On Monday, the Court heard arguments in a case that could be a vehicle for reversing that 5-4 decision (pdf) less than a year after its issuance. But that outcome appears far from certain.
Justice Sonia Sotomayor, who was not on the Court for the Melendez-Diaz case, sent out mixed signals on whether she would provide the vote needed for reversal. (Her predecessor David Souter was in the majority.) As has become her custom, Sotomayor actively questioned both sides during Monday's argument in Briscoe v. Virginia.
Meanwhile Justice Antonin Scalia, who authored last year's ruling, fought vociferously to save it during the hourlong hearing, and he strongly implied that the four dissenters in Melendez-Diaz had voted to review Briscoe just to overturn the precedent. "Why is this case here except as an opportunity to upset Melendez-Diaz?" Scalia asked, later adding, "I'm criticizing us for taking the case."
In the case before the Court, Mark Briscoe and Sheldon Cypress were prosecuted in Virginia courts on drug charges based in part on "certificates of analysis" from the state laboratory attesting to the amount and type of drugs found during their arrests. They both invoked the confrontation clause of the Sixth Amendment, which gives defendants the right to be confronted with the witnesses against them. They argued that the drug evidence needed to be presented in person so it could be subjected to cross-examination. The Virginia Supreme Court upheld use of the written certificates because state law allows defendants to call the forensic analysts as witnesses, and Briscoe and Cypress had not done so.
The Court in Melendez-Diaz indicated that an approach like Virginia's, shifting the burden of calling the witness to the defendant, would not satisfy the Sixth Amendment.

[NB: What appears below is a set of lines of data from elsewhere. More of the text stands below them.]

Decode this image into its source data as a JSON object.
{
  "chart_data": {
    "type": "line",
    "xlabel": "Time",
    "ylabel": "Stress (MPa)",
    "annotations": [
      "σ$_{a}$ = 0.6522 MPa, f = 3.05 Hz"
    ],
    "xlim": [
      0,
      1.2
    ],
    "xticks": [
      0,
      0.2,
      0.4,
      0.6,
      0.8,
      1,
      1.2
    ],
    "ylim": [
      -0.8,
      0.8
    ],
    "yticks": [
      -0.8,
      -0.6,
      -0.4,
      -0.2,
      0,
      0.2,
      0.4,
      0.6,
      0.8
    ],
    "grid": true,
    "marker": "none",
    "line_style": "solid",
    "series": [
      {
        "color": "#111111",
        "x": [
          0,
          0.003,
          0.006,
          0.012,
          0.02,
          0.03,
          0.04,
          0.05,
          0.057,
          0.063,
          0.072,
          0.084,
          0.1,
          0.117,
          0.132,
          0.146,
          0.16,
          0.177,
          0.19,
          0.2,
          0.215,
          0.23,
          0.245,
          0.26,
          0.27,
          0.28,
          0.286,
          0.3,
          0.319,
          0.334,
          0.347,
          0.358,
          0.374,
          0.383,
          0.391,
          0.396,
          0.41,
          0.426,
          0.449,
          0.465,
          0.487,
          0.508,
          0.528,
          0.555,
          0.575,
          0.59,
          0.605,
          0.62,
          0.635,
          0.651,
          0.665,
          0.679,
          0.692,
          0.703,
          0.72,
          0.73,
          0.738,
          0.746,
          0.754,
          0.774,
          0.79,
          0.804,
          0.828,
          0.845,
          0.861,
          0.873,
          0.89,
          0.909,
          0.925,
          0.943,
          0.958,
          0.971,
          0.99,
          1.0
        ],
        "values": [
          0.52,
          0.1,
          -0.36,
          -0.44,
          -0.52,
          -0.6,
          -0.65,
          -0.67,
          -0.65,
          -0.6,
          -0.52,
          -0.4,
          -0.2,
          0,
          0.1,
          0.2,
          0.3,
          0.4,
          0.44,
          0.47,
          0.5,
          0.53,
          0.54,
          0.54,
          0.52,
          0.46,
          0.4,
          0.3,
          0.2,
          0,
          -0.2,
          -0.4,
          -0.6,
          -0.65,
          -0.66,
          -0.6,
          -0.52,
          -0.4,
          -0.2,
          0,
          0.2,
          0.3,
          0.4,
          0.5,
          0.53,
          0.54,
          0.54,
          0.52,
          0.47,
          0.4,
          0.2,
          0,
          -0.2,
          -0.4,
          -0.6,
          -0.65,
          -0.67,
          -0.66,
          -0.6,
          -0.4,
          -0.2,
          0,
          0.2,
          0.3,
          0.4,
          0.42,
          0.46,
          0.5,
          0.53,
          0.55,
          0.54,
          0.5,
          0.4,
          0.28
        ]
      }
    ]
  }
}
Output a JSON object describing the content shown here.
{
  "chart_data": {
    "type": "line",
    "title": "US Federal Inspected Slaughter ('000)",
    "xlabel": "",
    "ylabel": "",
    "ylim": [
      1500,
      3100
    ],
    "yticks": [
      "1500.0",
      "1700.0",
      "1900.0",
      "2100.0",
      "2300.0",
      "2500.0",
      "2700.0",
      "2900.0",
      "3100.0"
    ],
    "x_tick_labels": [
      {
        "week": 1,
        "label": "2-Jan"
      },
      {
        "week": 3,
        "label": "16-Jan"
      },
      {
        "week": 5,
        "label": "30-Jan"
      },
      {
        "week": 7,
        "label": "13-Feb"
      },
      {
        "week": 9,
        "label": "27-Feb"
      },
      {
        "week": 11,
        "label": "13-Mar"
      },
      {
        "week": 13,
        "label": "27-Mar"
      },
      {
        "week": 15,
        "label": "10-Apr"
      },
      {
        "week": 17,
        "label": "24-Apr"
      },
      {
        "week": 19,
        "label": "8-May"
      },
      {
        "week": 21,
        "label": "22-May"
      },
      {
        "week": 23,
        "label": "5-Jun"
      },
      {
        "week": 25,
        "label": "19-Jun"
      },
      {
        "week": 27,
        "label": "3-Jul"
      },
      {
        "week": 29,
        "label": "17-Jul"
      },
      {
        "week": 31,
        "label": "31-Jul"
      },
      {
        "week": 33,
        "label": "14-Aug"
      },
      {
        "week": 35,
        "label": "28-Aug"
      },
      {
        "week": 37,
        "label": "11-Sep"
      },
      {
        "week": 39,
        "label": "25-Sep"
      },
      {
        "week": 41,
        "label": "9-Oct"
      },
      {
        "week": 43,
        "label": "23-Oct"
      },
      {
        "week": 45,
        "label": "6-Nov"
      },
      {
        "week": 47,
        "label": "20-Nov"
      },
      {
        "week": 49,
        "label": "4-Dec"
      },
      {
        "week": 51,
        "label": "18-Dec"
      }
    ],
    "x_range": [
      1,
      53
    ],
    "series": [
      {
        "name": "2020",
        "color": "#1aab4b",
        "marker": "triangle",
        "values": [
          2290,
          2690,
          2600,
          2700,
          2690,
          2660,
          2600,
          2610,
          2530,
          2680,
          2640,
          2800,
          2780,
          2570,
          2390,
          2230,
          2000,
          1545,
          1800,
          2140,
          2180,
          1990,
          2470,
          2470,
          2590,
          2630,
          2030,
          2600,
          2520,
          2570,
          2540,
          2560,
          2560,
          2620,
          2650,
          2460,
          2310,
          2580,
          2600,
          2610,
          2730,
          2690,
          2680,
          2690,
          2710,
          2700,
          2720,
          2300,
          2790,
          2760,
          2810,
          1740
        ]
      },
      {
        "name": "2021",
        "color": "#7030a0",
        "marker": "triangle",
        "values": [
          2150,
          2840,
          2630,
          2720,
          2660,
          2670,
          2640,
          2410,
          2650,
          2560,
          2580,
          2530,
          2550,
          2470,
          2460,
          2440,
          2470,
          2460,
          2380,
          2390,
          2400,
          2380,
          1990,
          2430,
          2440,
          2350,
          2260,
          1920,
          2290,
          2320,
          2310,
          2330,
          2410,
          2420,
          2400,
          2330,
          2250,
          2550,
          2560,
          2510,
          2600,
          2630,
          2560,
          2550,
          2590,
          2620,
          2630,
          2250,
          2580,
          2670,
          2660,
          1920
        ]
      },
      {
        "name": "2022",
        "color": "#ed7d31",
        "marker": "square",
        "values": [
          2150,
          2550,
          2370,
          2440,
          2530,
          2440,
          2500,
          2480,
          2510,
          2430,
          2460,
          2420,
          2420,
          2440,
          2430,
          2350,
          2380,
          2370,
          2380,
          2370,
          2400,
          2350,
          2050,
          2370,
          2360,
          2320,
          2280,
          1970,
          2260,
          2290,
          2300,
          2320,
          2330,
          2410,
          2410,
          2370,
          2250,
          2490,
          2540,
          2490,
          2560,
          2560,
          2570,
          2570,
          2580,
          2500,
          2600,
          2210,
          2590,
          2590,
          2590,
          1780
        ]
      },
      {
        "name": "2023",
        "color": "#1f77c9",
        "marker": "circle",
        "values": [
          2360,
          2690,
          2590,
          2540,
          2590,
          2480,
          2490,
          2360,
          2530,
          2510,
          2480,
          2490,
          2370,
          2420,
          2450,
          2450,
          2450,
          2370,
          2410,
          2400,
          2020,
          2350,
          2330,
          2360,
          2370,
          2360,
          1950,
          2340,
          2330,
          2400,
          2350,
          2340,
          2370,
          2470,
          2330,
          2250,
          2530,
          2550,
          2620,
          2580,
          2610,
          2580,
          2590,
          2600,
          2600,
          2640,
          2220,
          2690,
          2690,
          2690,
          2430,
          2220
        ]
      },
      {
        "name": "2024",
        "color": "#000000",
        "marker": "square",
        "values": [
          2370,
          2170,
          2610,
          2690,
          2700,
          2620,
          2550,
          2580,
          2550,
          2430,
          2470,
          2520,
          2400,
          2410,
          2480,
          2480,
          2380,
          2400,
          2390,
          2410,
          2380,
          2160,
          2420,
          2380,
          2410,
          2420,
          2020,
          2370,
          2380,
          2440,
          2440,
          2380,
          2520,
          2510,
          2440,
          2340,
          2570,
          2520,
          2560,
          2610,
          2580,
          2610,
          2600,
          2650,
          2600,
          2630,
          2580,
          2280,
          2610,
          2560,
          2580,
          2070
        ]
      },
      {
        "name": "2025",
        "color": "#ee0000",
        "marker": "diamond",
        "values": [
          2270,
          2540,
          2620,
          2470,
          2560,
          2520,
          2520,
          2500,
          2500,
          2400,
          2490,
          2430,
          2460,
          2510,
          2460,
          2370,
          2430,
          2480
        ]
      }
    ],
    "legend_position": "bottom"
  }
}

Upholding the Virginia approach, said the defendants' lawyer Richard Friedman, would "severely impair the confrontation right and threaten a fundamental transformation in the way Anglo-American trials have been conducted for hundreds of years."
But a brief (pdf) filed by state attorneys general asking that Melendez-Diaz be overturned was on the mind of several justices. The brief said the decision has already had an "overwhelming negative impact" on drug prosecutions by requiring short-staffed and underfunded state labs to spend too much time in courtrooms.
When Friedman said that, in fact, "the expense is not inordinate," Justice Samuel Alito Jr. snapped, "How can you say that? We have an amicus brief from 26 states and the District of Columbia arguing exactly the contrary."
Virginia Solicitor General Stephen McCullough, joined by Leondra Kruger, an assistant to the U.S. solicitor general, argued that a system in which the defendant has the burden of calling the forensic witness satisfies the Constitution.
McCullough said that, since the Melendez-Diaz ruling was handed down, Virginia has seen "extensive gamesmanship" by criminal defense lawyers using the requirement of in-person testimony to their advantage.
Sitting at the defendants' counsel table with Friedman was Stanford Law School professor Jeffrey Fisher. Either Fisher or Friedman has argued the defense side in a series of cases that, since 2004, have revived the confrontation clause as a tool for defendants.